Meek and Missional

Baseball legend Mickey Mantle did not rise to his fame without a few bumps along the way. As a teen in the minor leagues, he went through a time where his playing became less than stellar. Discouraged, Mantle called his dad, pleading with him to come and bring him home. When his father arrived, rather than sympathy, he said to his son:

“Son, if that’s all the guts you have, you might as well just come home with me right now and get a job in the mines.”

The startling lack of sympathy and stark honesty of his father’s words were a wake-up call for young Mantle. Instead of leaving with his father, he stuck out that year and went on to be the legend he is today.

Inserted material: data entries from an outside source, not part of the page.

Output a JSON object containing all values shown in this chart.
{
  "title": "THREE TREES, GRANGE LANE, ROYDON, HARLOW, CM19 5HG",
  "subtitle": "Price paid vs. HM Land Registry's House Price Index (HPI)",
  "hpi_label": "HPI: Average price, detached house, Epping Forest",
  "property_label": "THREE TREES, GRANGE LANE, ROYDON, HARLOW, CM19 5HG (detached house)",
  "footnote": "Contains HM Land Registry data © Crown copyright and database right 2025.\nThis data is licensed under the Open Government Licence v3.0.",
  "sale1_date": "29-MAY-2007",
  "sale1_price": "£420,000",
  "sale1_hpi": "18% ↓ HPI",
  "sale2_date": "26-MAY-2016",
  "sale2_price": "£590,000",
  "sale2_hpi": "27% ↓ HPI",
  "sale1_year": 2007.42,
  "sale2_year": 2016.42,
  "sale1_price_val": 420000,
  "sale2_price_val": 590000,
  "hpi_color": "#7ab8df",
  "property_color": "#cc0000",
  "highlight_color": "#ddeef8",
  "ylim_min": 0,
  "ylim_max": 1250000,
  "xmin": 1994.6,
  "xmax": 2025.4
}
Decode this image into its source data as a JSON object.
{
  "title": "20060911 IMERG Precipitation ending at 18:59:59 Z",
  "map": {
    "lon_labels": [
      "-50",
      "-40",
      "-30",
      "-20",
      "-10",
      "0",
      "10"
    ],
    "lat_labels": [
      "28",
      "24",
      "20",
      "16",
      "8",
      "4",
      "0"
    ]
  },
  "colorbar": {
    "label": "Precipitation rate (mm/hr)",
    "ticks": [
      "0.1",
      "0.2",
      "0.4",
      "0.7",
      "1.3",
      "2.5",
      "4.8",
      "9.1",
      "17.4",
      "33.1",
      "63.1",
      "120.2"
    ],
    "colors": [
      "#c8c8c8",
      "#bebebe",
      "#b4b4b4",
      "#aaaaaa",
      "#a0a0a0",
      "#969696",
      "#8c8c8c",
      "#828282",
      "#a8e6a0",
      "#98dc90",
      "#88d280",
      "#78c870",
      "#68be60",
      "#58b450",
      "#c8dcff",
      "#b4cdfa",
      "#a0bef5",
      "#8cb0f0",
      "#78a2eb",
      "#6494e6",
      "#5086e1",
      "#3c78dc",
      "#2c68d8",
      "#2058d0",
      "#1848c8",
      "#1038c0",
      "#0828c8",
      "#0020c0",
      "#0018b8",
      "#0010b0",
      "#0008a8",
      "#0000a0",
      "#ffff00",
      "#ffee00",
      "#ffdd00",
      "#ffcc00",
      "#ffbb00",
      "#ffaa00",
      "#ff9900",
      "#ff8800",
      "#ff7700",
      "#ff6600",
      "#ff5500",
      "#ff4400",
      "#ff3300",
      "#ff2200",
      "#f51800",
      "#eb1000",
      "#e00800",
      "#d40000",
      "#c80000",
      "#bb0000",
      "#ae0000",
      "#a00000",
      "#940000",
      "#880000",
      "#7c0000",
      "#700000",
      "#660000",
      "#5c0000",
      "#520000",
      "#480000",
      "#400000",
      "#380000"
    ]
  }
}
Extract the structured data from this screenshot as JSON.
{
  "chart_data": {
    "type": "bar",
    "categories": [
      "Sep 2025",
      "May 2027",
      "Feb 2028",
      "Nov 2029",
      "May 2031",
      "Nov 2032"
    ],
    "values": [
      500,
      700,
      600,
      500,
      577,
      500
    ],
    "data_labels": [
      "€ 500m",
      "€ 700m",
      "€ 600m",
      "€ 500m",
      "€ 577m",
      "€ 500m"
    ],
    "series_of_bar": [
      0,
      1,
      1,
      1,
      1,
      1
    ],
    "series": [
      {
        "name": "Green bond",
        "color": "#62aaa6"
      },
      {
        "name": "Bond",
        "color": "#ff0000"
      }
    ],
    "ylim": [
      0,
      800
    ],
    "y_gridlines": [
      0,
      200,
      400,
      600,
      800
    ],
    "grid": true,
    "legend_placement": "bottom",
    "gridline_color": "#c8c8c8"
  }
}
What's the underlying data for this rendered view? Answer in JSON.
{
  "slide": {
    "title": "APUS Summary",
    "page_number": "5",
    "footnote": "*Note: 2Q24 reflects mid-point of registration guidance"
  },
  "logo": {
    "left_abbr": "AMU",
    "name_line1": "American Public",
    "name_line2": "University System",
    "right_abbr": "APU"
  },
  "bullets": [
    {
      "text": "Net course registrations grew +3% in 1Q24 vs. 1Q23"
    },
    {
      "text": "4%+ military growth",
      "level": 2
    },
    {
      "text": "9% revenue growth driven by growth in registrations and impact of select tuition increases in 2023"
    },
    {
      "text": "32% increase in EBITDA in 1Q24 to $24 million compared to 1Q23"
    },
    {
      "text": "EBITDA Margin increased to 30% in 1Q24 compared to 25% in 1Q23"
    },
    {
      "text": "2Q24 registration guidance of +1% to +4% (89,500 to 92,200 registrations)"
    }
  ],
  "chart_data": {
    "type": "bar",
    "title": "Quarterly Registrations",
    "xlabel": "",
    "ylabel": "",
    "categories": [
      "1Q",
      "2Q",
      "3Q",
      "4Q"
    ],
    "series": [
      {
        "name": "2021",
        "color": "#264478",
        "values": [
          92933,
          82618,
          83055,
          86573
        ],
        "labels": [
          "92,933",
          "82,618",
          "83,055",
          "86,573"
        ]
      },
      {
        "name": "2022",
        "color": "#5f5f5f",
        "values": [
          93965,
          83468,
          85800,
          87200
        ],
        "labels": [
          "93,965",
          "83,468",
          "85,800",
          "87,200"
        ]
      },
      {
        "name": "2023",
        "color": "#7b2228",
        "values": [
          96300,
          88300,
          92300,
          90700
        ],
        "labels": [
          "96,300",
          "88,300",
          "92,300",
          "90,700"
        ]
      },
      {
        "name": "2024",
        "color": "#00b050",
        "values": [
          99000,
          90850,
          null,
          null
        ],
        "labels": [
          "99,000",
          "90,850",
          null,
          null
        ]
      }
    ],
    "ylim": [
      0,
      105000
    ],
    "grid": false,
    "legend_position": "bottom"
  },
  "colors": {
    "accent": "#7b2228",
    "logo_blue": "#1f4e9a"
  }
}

Sometimes the truth hurts. And sometimes speaking the truth, even out of love, can sting. When Jesus begins his famous “Woe to you…” phrases in Matthew 23, they are some tough words to swallow. Yet, like Mantle’s father, Jesus spoke a hard truth in the hope that those listening might turn from their ways and do what God was calling them to. I can’t help but think of actor Bruce Marchiano who, in his portrayal of Jesus declared these woes with no uncertain authority, but with tears of pleading rolling down his face. We need to hold this in mind as we read the woes. First, because Jesus is pleading with us as we commit the same failings as the Pharisees. Second, because when we find ourselves in a place of needing to correct others, our posture should be equally loving and gracious.

“Woe to you, teachers of the law and Pharisees, you hypocrites! You shut the door of the kingdom of heaven in people’s faces. You yourselves do not enter, nor will you let those enter who are trying to. Woe to you, scribes and Pharisees, hypocrites, because you devour widows’ houses, and for a pretense you make long prayers; therefore you will receive greater condemnation” (Matthew 23:13, 14).

How did these men block entry into the kingdom of God? These were men whose words and expectations were not matched by their actions. Further, they used their positions of authority to require adherence to rules that did not lead people into the kingdom but burdened them, making them hypocrites themselves. We are reminded, instead, of the inner transformation of the heart that leads into the kingdom:

“Blessed are the poor in spirit,

for theirs is the kingdom of heaven.

Blessed are those who mourn,

for they will be comforted.”  (Matthew 5:3,4)

Therefore, any “righteousness” that is not the result of remorseful repentance (as we mourn our poorness of spirit) is inauthentic. These men are attempting to achieve external proofs of godliness without hearts transformed by genuine repentance. They raise themselves into positions of power and perceived holiness by embracing legalism—adhering to strict external behaviours and isolating themselves against the contamination of contact with the unclean—especially unclean people. Further, they interpreted the law in ways that justified their behaviour, while minimizing or ignoring certain requirements.